Mark was our guest on the latest episode of our Smart Compliance Podcast. Drawing on his firm’s 17-year history in the industry—a period of time in which MD Johnson has managed over $5 billion dollars in hundreds of transactions—Mark spoke with podcast host Kynzie Sims about how compliance outcomes impact the value of a business, the long-term costs of training versus not training personnel, pay plan changes, what dealerships get wrong about the M&A process, and more.
One major takeaway? People almost always represent the greatest value during a transaction.
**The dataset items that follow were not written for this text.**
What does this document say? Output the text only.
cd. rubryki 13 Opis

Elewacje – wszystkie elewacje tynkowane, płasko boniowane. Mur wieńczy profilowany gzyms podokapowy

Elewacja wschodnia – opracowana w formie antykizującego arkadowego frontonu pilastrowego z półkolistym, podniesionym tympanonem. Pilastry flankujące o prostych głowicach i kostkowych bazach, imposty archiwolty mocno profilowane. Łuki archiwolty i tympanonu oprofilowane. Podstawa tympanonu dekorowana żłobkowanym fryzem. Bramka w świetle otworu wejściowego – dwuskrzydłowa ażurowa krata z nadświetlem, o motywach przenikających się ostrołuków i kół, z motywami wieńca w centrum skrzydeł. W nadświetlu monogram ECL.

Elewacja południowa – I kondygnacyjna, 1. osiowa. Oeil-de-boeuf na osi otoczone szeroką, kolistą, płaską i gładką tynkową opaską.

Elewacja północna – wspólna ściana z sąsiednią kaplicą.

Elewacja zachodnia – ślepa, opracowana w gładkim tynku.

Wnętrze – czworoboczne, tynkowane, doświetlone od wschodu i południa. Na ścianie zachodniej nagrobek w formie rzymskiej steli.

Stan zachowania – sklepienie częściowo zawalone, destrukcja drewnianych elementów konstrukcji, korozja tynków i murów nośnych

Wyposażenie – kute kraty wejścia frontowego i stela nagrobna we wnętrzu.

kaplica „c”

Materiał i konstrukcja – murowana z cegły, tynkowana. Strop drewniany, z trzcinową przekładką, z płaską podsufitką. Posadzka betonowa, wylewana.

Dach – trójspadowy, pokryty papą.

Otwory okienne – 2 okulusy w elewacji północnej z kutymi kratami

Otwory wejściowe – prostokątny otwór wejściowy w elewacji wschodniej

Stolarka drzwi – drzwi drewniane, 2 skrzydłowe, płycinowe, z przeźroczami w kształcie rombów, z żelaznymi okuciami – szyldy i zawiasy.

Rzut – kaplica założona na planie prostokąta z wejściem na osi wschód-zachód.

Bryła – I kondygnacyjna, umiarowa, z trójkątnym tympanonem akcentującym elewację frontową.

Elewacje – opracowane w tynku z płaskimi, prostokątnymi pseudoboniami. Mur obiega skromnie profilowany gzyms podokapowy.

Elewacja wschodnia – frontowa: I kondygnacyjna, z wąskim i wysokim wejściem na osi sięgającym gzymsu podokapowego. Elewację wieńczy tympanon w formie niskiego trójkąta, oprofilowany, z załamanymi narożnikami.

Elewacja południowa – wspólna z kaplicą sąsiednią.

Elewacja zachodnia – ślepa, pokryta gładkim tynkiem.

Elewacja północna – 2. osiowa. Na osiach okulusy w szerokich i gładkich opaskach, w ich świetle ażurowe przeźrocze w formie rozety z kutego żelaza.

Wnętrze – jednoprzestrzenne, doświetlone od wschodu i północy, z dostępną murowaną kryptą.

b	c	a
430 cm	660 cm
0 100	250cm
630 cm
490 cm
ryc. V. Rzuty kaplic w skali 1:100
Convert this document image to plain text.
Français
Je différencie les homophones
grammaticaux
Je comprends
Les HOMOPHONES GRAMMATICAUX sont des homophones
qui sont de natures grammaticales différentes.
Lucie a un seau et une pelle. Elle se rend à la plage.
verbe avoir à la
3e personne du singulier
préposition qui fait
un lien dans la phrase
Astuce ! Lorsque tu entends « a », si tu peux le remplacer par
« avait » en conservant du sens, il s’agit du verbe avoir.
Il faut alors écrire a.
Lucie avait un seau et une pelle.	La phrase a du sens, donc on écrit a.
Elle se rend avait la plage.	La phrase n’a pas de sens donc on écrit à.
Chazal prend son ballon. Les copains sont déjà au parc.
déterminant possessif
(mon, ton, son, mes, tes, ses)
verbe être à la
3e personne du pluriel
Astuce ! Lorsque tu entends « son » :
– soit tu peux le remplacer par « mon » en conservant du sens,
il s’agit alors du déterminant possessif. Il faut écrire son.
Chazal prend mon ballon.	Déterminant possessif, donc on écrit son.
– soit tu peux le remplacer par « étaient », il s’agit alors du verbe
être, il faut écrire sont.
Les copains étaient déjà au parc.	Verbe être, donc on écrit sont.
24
When we’re buying stores or we’re helping people understand the value of a store, we’re always looking at human capital [as] number 1. Who’s running the store? What’s their tenure here? What’s their expertise? What are the issues? And we consistently find the same thing: … Those [that] are typically considered the highest performing stores consistently have very, very good general managers who are really good at executing process, who understand human capital and all the things that come around complying with factory training programs and complying with the various laws they have to live with.